Вообще друзей у него было множество, особенно среди простого люда. Уже тогда стала проявляться в нем та черта его личности, которую он называл «магнетизмом»: плотники, мастеровые, паромщики встречали его как лучшего друга и приветствовали с большой фамильярностью.

Ему было уже за тридцать, и голова у него поседела, а никто, даже он сам, не догадался, что он гений, великий поэт. Приближаясь к четвертому десятку, он не создал еще ничего, что было бы выше посредственности: вялые рассказцы в стиле Готорна и Эдгара По, которым тогда все подражали, с обычными аллегориями, Ангелами Слез и лунатиками да дилетантские корявые стихи, которые, впрочем, янки-редактор напечатал однажды с таким примечанием: «Если бы автор еще полчаса поработал над этими строчками, они вышли бы необыкновенно прекрасны»,[20]20
  Речь идет о стихотворении «Смерть любителя Природы», напечатанном в журнале «Брат Ионафан» 11 марта 1843 года.
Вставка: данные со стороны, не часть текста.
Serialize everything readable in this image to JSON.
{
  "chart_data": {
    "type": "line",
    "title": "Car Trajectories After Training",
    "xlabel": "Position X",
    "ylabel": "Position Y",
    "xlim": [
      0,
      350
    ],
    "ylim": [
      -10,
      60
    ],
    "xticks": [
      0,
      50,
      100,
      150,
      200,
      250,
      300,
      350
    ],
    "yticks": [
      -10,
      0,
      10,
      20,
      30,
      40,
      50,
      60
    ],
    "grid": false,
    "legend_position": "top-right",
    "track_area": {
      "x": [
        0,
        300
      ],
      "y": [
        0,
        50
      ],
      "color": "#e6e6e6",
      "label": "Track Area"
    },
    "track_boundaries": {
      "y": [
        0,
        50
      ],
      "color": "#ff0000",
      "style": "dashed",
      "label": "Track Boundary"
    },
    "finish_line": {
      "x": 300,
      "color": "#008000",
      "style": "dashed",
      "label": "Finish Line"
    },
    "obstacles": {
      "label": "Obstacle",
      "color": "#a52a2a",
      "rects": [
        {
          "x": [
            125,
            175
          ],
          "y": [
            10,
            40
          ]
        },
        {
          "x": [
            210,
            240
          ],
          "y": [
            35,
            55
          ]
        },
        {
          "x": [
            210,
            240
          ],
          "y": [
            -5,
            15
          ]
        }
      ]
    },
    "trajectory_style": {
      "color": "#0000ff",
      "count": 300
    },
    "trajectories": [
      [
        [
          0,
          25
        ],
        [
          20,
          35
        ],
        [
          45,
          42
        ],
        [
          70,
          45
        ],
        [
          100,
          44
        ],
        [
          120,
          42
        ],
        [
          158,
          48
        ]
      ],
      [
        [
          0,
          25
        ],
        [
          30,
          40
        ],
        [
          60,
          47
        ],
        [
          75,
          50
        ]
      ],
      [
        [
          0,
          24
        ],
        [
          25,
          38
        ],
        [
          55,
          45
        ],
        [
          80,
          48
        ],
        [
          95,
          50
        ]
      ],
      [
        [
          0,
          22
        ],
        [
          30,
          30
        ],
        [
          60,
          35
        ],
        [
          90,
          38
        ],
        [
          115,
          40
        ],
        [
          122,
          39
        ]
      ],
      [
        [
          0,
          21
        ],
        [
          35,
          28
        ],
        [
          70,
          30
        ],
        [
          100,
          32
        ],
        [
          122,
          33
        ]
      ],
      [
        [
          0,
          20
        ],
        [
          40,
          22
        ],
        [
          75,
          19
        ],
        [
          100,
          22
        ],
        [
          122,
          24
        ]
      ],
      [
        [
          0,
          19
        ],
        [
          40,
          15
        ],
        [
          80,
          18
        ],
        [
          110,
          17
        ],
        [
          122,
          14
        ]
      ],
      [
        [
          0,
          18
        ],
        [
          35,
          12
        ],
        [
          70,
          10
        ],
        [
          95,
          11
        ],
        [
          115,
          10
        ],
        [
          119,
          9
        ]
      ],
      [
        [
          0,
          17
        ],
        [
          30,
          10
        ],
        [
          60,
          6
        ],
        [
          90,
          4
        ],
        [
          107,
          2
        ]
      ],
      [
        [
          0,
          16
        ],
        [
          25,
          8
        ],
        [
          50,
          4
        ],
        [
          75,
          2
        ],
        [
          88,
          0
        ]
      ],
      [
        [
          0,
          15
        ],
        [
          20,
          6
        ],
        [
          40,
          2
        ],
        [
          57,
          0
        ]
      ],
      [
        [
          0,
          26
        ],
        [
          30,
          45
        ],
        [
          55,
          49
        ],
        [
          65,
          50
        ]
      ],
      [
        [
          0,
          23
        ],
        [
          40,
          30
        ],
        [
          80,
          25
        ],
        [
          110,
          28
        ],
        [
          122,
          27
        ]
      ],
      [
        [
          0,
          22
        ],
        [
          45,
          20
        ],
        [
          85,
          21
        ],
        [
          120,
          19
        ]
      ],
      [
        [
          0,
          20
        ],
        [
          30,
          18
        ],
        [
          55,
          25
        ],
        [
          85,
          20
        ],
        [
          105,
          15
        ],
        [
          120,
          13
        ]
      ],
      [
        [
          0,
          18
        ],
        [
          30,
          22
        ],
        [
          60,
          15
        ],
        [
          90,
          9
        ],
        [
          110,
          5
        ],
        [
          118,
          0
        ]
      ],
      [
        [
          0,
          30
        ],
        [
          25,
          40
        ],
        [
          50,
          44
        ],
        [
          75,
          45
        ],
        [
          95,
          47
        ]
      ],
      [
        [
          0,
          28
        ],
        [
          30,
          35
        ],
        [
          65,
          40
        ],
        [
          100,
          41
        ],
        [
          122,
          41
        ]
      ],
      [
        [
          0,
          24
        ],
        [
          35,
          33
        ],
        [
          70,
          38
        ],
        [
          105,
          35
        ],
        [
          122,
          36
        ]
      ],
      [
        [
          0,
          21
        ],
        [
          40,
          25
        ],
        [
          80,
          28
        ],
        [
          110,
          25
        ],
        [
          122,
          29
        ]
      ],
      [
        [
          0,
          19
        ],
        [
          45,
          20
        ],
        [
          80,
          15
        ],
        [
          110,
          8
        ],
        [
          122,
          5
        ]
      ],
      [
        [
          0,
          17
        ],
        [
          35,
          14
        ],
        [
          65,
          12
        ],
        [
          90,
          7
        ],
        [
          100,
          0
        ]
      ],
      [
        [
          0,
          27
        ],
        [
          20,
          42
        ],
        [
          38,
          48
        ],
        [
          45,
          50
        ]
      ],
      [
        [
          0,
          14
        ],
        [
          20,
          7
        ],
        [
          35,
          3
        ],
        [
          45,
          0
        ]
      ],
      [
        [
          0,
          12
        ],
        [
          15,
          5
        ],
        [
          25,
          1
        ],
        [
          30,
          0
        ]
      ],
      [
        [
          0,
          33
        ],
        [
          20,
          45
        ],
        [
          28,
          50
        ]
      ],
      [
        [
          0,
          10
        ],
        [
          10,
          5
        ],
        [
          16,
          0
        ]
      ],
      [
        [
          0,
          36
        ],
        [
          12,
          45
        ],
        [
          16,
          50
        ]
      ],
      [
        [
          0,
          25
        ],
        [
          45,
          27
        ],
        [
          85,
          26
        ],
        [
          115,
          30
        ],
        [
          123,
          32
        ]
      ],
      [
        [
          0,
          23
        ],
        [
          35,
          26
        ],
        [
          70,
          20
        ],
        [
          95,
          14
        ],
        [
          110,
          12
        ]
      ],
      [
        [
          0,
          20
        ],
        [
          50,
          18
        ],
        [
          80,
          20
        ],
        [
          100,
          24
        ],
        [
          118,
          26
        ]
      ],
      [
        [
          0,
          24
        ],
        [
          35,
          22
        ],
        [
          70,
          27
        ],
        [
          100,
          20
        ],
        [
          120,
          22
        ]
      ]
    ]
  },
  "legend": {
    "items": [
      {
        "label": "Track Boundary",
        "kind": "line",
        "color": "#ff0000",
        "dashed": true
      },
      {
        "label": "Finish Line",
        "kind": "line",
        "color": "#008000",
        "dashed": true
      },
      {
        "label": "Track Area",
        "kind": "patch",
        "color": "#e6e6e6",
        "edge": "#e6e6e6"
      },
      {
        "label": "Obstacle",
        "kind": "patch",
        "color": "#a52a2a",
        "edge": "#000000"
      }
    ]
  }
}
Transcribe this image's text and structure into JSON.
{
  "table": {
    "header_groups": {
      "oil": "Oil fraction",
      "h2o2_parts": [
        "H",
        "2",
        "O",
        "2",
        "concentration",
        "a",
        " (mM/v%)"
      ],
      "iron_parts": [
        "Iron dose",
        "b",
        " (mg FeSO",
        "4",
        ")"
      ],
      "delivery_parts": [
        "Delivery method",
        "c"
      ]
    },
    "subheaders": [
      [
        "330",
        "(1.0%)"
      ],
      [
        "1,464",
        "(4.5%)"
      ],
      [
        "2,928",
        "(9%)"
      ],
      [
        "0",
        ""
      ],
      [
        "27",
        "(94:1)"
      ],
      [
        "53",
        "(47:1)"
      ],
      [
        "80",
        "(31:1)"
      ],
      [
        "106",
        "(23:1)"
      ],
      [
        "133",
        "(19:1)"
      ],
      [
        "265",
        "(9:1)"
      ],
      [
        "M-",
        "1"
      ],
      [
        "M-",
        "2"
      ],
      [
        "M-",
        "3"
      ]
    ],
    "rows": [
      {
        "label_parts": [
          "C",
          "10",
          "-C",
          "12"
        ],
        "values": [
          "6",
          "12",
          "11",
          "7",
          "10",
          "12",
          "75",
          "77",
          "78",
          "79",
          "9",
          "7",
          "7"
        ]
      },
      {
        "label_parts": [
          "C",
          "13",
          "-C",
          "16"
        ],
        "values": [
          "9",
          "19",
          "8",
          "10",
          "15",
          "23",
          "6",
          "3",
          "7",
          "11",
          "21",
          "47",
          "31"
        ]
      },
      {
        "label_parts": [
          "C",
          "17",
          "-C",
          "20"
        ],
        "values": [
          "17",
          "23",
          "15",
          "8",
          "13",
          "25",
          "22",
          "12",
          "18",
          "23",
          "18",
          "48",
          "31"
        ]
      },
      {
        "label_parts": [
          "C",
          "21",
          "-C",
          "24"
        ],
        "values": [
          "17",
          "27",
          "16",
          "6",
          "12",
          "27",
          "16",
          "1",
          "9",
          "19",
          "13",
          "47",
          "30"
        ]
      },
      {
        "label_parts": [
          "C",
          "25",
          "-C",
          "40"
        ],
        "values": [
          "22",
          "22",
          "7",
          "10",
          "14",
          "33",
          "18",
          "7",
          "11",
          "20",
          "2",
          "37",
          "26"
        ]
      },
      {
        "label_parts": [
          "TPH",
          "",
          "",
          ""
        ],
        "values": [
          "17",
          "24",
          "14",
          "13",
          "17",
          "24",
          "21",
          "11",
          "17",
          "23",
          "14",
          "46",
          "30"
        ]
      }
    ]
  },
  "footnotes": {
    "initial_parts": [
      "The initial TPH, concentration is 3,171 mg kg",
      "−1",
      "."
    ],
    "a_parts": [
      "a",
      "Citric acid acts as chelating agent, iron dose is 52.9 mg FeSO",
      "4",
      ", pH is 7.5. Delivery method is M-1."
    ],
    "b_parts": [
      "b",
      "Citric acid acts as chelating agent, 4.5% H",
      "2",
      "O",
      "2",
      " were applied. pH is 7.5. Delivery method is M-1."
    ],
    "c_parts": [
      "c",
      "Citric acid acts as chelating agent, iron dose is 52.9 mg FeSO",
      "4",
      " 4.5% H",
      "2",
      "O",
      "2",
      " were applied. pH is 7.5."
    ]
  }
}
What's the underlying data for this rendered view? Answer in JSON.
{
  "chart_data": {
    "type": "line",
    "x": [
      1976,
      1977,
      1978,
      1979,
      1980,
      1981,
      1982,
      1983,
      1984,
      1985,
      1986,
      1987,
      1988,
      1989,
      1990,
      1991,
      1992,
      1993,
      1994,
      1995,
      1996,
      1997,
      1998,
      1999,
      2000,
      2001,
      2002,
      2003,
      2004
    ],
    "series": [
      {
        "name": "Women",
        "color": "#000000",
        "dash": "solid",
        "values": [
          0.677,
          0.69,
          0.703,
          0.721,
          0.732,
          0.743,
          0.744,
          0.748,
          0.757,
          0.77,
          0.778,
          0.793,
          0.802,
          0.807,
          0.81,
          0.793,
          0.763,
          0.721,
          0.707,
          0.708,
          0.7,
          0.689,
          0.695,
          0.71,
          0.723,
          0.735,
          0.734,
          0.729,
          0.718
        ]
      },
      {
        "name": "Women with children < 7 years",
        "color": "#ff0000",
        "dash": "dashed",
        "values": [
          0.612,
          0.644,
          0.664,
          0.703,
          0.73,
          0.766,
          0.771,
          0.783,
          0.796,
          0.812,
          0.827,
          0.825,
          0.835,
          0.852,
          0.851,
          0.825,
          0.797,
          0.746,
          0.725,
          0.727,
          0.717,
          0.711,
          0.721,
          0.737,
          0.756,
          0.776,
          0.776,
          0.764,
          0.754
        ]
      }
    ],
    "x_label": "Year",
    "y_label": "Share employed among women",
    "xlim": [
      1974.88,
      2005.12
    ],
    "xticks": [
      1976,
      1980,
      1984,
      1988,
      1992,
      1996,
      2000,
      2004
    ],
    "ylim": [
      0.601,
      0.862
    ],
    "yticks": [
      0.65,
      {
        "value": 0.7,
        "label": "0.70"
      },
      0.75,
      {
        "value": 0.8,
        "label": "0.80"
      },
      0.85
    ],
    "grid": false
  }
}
Цитирую по изданию: Walt Whitman. «The Early Poems and the Fiction» («Ранние стихотворения и художественная проза»), ed. by Thomas L. Brasher, New York, 1963.


[Закрыть]
– да мелкие газетки, которые он редактировал, истощая терпение издателей, вот и все его тогдашние права на благодарную память потомства.

Раз (в 1848 году) он даже ездил на гастроли в Новый Орлеан сотрудничать в газете «Полумесяц» (таково фигуральное прозвище Нового Орлеана), но не прошло и трех месяцев, как он снова сидел у Пфаффа в своем любимом кабачке на Бродвее.

Так без всякого плана прожил он половину жизни, не гоняясь ни за счастьем, ни за славой, довольствуясь только тем, что само плыло к нему навстречу, постоянно сохраняя такой вид, будто у него впереди еще сотни и тысячи лет, и, должно быть, его мать не раз вздыхала: «Хоть бы Вальтер женился что ли или поступил куда-нибудь на место»; и обиженно роптали его братья: «Все мы работаем, один Вальтер бездельничает, валяется до полудня в кровати»; и суровый отец, фермер-плотник, заставил тридцатипятилетнего сына взяться за топор, за пилу: «это повыгоднее статеек и лекций» (и действительно, оказалось выгоднее строить и продавать деревянные фермерские избы), – когда вдруг обнаружилось, что этот заурядный сочинитель есть гений, пророк, возвеститель нового евангелия.